Routine dorsoplantar and lateral radiographs ( Fig. 11-39A and B ) can provide limited information in the evaluation of a painful sesamoid. On the dorsoplantar view, the metatarsal head overlies both the medial and lateral sesamoid and often obscures detail; on the lateral projection, the medial and lateral sesamoids overlap each other. The fibular sesamoid is best demonstrated in a lateral oblique radiograph ( Fig. 11-39C ), where it can be seen between the first and second metatarsal heads. The tibial sesamoid is best seen on a medial oblique radiograph ( Fig. 11-39D ). With the MTP joint dorsiflexed approximately 50 degrees, the roentgen beam is directed 15 degrees cephalad from a lateral position and is centered over the first metatarsal head. Often, the most useful radiograph is the axial sesamoid view ( Fig. 11-39E ). Historically, where radiographs appeared normal in spite of a patient’s subjective symptoms, a technetium-99m ( ^99m Tc) bone scan was done to evaluate the sesamoids ( Fig. 11-40 ). A bone scan can demonstrate increased uptake before the development of any significant radiographic change, such as sclerosis, fragmentation, or disintegration. However, magnetic resonance imaging (MRI) has supplanted bone scan for evaluation of the sesamoids. An MRI may demonstrate bone edema, avascular regions, fracture, fragmentation, or degeneration of a sesamoid before radiographic changes are demonstrated on plain radiographs (see Fig. 11-4A ). In addition, CT examination can define osseous changes, such as acute fracture or fragmentation.

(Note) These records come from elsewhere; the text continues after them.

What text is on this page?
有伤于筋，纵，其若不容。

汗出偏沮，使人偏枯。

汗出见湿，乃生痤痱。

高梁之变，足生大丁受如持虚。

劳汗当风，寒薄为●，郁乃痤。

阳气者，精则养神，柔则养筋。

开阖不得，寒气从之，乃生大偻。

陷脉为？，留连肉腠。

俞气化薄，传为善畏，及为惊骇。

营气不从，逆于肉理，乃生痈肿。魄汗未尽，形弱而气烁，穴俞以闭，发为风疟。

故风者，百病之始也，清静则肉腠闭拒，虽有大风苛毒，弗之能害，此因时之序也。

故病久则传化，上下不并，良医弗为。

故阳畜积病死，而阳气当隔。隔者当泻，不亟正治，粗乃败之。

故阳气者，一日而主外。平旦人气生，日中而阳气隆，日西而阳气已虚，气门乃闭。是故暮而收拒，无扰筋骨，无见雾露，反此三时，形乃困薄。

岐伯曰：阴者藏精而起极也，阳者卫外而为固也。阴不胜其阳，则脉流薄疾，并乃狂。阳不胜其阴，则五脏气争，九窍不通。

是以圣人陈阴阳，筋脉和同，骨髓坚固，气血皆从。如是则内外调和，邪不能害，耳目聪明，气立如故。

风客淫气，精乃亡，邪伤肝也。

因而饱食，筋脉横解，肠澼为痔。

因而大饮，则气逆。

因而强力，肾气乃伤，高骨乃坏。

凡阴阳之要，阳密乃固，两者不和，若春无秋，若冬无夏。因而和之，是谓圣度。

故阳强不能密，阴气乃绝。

Surgical Technique ( Video 11-1 )

• 1.

  A longitudinal plantar-medial incision is made similar to that used for a medial sesamoidectomy ( Fig. 11-43A ).

  

• 2.

  Care is taken to isolate the medial plantar digital nerve, which courses over the medial border of the tibial sesamoid ( Fig. 11-43B ).

• 3.

  The metatarsal sesamoid ligament is incised to define the superior extent of the sesamoid ( Fig. 11-43C ).

• 4.

  The plantar fat pad is retracted, and a sagittal saw is used to resect the plantar half of the sesamoid ( Fig. 11-44A and B ).

  

• 5.

  Care is taken to protect the flexor digitorum longus tendon, which lies immediately lateral to the tibial sesamoid.

• 6.

  Once the tibial sesamoid has been shaved, the sharp edges are beveled with a rongeur.

• 7.

  The skin is approximated in a routine fashion ( Fig. 11-43I ).

• 8.

  The toe is protected in a gauze-and-tape dressing, and the patient is allowed to ambulate in a postoperative shoe for 3 weeks after surgery.